En Suisse, les clients des Forces motrices bernoises (FMB) viennent de recevoir une invitation beaucoup moins virtuelle: on leur propose la visite en chair et en os d’une centrale. A l’aube de la libéralisation du marché de l’électricité, les FMB entendent ainsi populariser leur activité atomique. La visite guidée de la centrale de Mühleberg veut montrer qu’il s’agit «d’une entreprise à visage humain, employant des personnes compétentes qui prennent leurs tâches au sérieux». Cela va tellement mieux en le disant… Pour Annemarie Schläfer, guide de l’expédition, «la radioactivité suscite une peur qui est peu rationnelle». La prochaine visite avec commentaire en français aura lieu le 4 décembre prochain.

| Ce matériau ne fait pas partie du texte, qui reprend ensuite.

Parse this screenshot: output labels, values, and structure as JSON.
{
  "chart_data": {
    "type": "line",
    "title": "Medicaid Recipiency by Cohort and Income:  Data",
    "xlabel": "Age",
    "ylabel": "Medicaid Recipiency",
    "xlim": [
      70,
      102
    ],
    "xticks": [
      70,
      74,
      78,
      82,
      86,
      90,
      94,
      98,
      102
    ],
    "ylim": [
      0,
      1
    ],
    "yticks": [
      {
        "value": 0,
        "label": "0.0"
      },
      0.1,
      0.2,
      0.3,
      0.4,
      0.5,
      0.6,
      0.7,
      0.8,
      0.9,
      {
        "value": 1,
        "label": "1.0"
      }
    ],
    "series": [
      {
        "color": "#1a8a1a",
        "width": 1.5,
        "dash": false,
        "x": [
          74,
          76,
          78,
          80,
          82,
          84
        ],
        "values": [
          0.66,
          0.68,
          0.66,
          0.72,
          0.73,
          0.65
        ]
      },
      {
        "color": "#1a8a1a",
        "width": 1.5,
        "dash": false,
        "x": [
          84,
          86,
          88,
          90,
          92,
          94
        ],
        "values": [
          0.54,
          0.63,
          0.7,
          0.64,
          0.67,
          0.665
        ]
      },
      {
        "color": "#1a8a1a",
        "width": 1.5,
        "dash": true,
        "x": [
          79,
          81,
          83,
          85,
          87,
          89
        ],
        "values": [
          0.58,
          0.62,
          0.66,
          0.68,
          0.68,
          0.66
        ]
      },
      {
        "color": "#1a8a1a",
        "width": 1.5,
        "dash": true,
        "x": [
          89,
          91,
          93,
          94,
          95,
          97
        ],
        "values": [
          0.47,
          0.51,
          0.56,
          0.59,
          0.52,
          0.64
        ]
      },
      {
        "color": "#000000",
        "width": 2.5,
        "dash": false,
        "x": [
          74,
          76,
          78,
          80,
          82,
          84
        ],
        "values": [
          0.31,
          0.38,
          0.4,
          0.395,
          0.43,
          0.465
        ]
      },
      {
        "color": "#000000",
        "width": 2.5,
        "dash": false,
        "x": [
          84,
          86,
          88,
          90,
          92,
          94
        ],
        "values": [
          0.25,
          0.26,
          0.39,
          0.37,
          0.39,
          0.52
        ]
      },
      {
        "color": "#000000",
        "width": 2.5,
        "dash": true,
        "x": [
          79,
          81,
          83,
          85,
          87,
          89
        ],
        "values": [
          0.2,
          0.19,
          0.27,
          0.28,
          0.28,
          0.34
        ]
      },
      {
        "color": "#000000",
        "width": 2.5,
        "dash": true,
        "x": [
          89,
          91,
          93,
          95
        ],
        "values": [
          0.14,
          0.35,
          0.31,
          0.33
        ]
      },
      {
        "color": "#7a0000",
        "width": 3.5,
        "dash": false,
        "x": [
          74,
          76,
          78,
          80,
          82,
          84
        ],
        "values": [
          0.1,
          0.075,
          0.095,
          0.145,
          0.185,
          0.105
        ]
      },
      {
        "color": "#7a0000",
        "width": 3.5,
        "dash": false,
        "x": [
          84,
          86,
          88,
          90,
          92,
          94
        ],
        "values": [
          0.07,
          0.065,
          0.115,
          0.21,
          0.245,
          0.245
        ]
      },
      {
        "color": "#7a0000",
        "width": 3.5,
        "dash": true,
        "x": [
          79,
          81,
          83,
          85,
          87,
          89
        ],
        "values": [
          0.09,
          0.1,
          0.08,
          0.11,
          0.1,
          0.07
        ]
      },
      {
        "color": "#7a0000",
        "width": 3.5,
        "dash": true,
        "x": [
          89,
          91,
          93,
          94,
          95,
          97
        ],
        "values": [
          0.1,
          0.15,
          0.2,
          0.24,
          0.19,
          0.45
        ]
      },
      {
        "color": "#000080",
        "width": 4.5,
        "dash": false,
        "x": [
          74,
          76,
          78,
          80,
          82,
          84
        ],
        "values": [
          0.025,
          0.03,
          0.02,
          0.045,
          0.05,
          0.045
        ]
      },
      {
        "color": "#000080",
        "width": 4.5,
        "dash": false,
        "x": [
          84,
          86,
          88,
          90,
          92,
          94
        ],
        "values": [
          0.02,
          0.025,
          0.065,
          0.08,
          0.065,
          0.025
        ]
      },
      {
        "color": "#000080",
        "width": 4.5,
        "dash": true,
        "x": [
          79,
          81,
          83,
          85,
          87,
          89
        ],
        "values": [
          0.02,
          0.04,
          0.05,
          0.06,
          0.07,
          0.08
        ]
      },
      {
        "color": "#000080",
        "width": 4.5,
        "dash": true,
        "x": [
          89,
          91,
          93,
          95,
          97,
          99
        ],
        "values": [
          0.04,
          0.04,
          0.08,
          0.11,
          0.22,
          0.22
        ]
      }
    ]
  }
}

Autre visite, autres visées, l’exposition interactive du Palais de la Découverte (à Paris jusqu’au 23 janvier 2000) présente un réacteur, un atome radioactif et un accident. Cette exposition conçue par l’Institut de protection et de sûreté nucléaires veut informer sur le fonctionnement des centrales, mais aussi sur leurs risques. Le visiteur peut même jouer au préfet confronté à un accident nucléaire.
En dernier lieu, si vous prenez goût au tourisme nucléaire, une adresse s’impose: celle du Bureau of Atomic Tourism, une agence spécialisée dans le tourisme sur des lieux irradiés par une explosion atomique. Qui dit mieux, en matière de destination vacancière, que l’atoll de Bikini, le Nevada, Hiroshima ou Nagasaki?
Je l’avoue, je suis une adepte passive du tourisme nucléaire. Les mesures de radioactivité opérées par des chercheurs français viennent en effet de révéler une atteinte diffuse mais parfois sévère des massifs jurassiens et vosgiens. Mes ballades entre les sapins sont au top de la cotation: 10’000 becquerels par endroit, alors que la valeur de tolérance est de 600. Le nuage de Tchernobyl a trouvé sur ces massifs montagneux une terre d’élection.
Une cartographie de la région est en cours d’élaboration. Elle permettra au promeneur de repérer le césium 137 et de se déplacer au gré de ses envies entre les «taches de léopard» (zones à très forte contamination) tout en dégustant champignons et myrtilles, grands capteurs de nucléides. Pour finir la journée, on lui conseillera l’entrecôte de sanglier, une spécialité de la région qui lui vaudra 1700 becquerels supplémentaires.